A Pigeonhole Problem How do I find out how many students must be in a classroom in order for at least 3 of them to have a birthday in one of January, February, March, April or at least 4 of their birthdays in one of the remaining months?
For example, if there are 3 students all with a birthday in January this fulfills the condition, however if there are 3 students, 1 with a birthday in January, 1 in February, 1 in March, this will not fulfill the condition.
 A: You want to find the minimum number of students in the class that guarantees that either $3$ of them are born in the first $4$ months or $4$ of them are born in the last $8$ months. 
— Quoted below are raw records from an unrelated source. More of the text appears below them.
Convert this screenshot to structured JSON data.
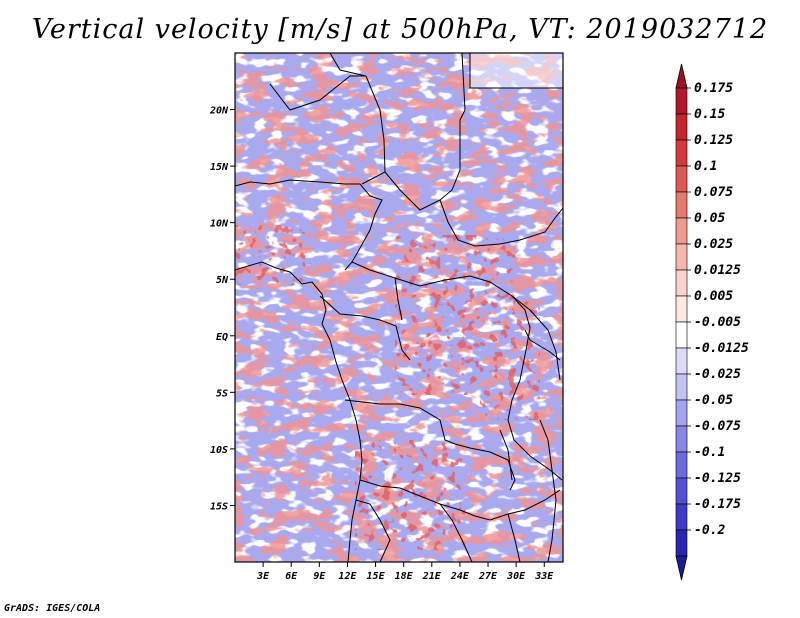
{
  "title": "Vertical velocity [m/s] at 500hPa, VT: 2019032712",
  "footer": "GrADS: IGES/COLA",
  "map": {
    "lon_range": [
      0,
      35
    ],
    "lat_range": [
      -20,
      25
    ],
    "lon_ticks": [
      {
        "value": 3,
        "label": "3E"
      },
      {
        "value": 6,
        "label": "6E"
      },
      {
        "value": 9,
        "label": "9E"
      },
      {
        "value": 12,
        "label": "12E"
      },
      {
        "value": 15,
        "label": "15E"
      },
      {
        "value": 18,
        "label": "18E"
      },
      {
        "value": 21,
        "label": "21E"
      },
      {
        "value": 24,
        "label": "24E"
      },
      {
        "value": 27,
        "label": "27E"
      },
      {
        "value": 30,
        "label": "30E"
      },
      {
        "value": 33,
        "label": "33E"
      }
    ],
    "lat_ticks": [
      {
        "value": 20,
        "label": "20N"
      },
      {
        "value": 15,
        "label": "15N"
      },
      {
        "value": 10,
        "label": "10N"
      },
      {
        "value": 5,
        "label": "5N"
      },
      {
        "value": 0,
        "label": "EQ"
      },
      {
        "value": -5,
        "label": "5S"
      },
      {
        "value": -10,
        "label": "10S"
      },
      {
        "value": -15,
        "label": "15S"
      }
    ]
  },
  "colorbar": {
    "levels": [
      {
        "label": "0.175",
        "color": "#b2182b"
      },
      {
        "label": "0.15",
        "color": "#c4262e"
      },
      {
        "label": "0.125",
        "color": "#d33a39"
      },
      {
        "label": "0.1",
        "color": "#de5a50"
      },
      {
        "label": "0.075",
        "color": "#e57b6e"
      },
      {
        "label": "0.05",
        "color": "#ef9b8f"
      },
      {
        "label": "0.025",
        "color": "#f6b8ae"
      },
      {
        "label": "0.0125",
        "color": "#fbd3cc"
      },
      {
        "label": "0.005",
        "color": "#fde8e4"
      },
      {
        "label": "-0.005",
        "color": "#ffffff"
      },
      {
        "label": "-0.0125",
        "color": "#dcdcfa"
      },
      {
        "label": "-0.025",
        "color": "#c2c2f5"
      },
      {
        "label": "-0.05",
        "color": "#a3a3ef"
      },
      {
        "label": "-0.075",
        "color": "#8787e8"
      },
      {
        "label": "-0.1",
        "color": "#6b6be0"
      },
      {
        "label": "-0.125",
        "color": "#5151d6"
      },
      {
        "label": "-0.175",
        "color": "#3b3bc8"
      },
      {
        "label": "-0.2",
        "color": "#2626b0"
      }
    ],
    "top_color": "#a00f23",
    "bottom_color": "#1a1aa0"
  }
}
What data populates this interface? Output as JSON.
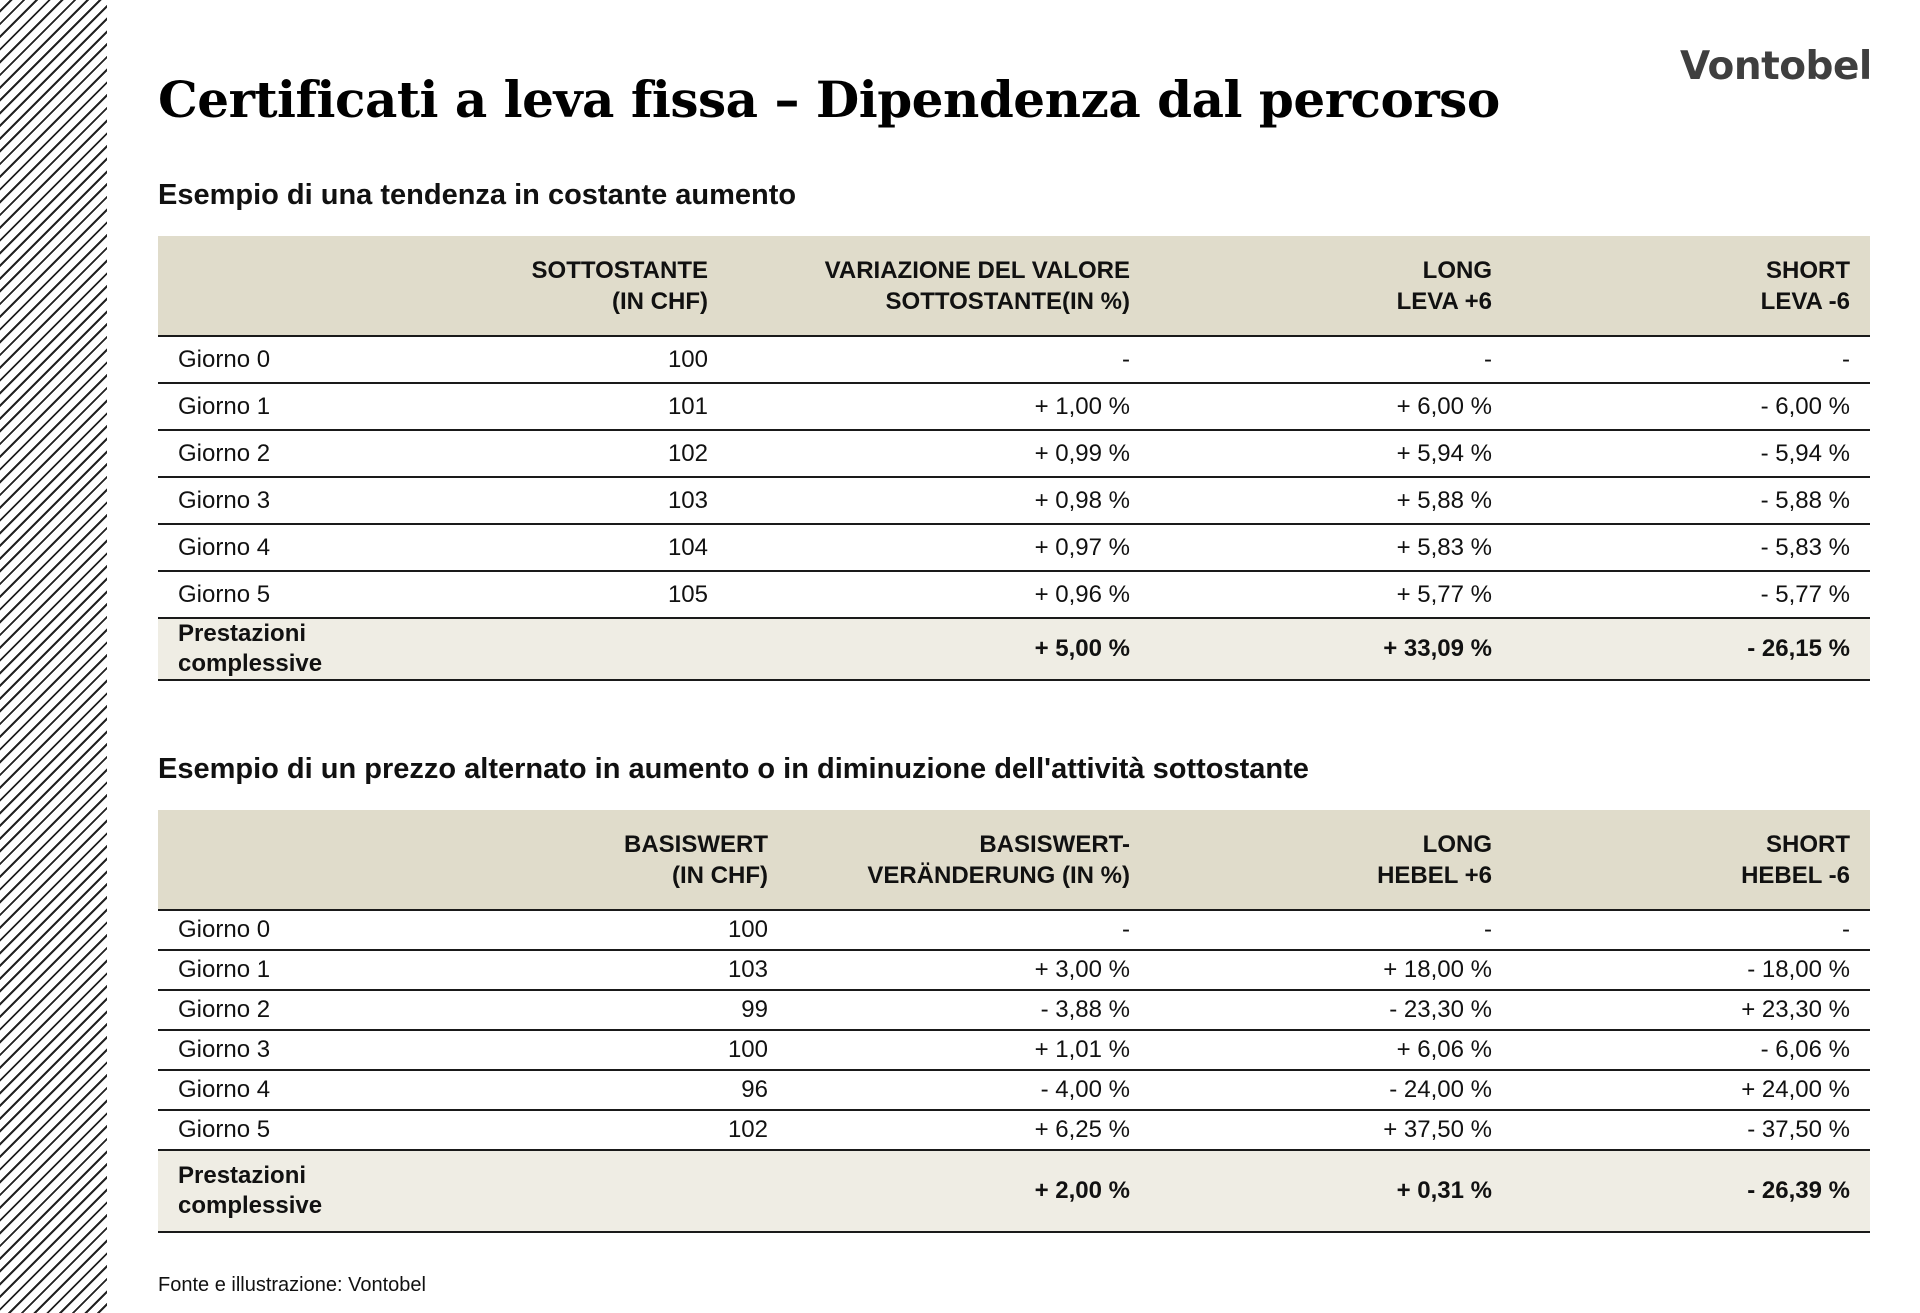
{
  "brand": "Vontobel",
  "title": "Certificati a leva fissa – Dipendenza dal percorso",
  "table1": {
    "heading": "Esempio di una tendenza in costante aumento",
    "headers": [
      {
        "line1": "",
        "line2": ""
      },
      {
        "line1": "SOTTOSTANTE",
        "line2": "(IN CHF)"
      },
      {
        "line1": "VARIAZIONE DEL VALORE",
        "line2": "SOTTOSTANTE(IN %)"
      },
      {
        "line1": "LONG",
        "line2": "LEVA +6"
      },
      {
        "line1": "SHORT",
        "line2": "LEVA -6"
      }
    ],
    "rows": [
      [
        "Giorno 0",
        "100",
        "-",
        "-",
        "-"
      ],
      [
        "Giorno 1",
        "101",
        "+ 1,00 %",
        "+ 6,00 %",
        "- 6,00 %"
      ],
      [
        "Giorno 2",
        "102",
        "+ 0,99 %",
        "+ 5,94 %",
        "- 5,94 %"
      ],
      [
        "Giorno 3",
        "103",
        "+ 0,98 %",
        "+ 5,88 %",
        "- 5,88 %"
      ],
      [
        "Giorno 4",
        "104",
        "+ 0,97 %",
        "+ 5,83 %",
        "- 5,83 %"
      ],
      [
        "Giorno 5",
        "105",
        "+ 0,96 %",
        "+ 5,77 %",
        "- 5,77 %"
      ]
    ],
    "total": {
      "label_line1": "Prestazioni",
      "label_line2": "complessive",
      "underlying": "",
      "change": "+ 5,00 %",
      "long": "+ 33,09 %",
      "short": "- 26,15 %"
    }
  },
  "table2": {
    "heading": "Esempio di un prezzo alternato in aumento o in diminuzione dell'attività sottostante",
    "headers": [
      {
        "line1": "",
        "line2": ""
      },
      {
        "line1": "BASISWERT",
        "line2": "(IN CHF)"
      },
      {
        "line1": "BASISWERT-",
        "line2": "VERÄNDERUNG (IN %)"
      },
      {
        "line1": "LONG",
        "line2": "HEBEL +6"
      },
      {
        "line1": "SHORT",
        "line2": "HEBEL -6"
      }
    ],
    "rows": [
      [
        "Giorno 0",
        "100",
        "-",
        "-",
        "-"
      ],
      [
        "Giorno 1",
        "103",
        "+ 3,00 %",
        "+ 18,00 %",
        "- 18,00 %"
      ],
      [
        "Giorno 2",
        "99",
        "- 3,88 %",
        "- 23,30 %",
        "+ 23,30 %"
      ],
      [
        "Giorno 3",
        "100",
        "+ 1,01 %",
        "+ 6,06 %",
        "- 6,06 %"
      ],
      [
        "Giorno 4",
        "96",
        "- 4,00 %",
        "- 24,00 %",
        "+ 24,00 %"
      ],
      [
        "Giorno 5",
        "102",
        "+ 6,25 %",
        "+ 37,50 %",
        "- 37,50 %"
      ]
    ],
    "total": {
      "label_line1": "Prestazioni",
      "label_line2": "complessive",
      "underlying": "",
      "change": "+ 2,00 %",
      "long": "+ 0,31 %",
      "short": "- 26,39 %"
    }
  },
  "source": "Fonte e illustrazione: Vontobel"
}
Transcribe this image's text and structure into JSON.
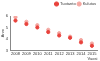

Suppose there were only $12$ students in that classroom. Then there is no guarantee that the given criteria are fulfilled. It could happen that those $12$ students are born in $12$ different months. If there were $24$ students in the classroom, then again there is no guarantee of fulfilling the requirement; it could happen that exactly two of them were born in each month. Suppose there were $24+8=32$ students. Then it could happen that among them, $24$ of them are born in $12$ months with $2$ in each and the remaining $8$ are born in the months May to December, one in each. This again is not what we want. Now suppose there were $33$ students. Then the one extra student must be born either in the months Jan to April which fulfills the first criteria or born in May to December which fulfills the second criteria. So $33$ students in the class guarantees that the conditions are fulfilled.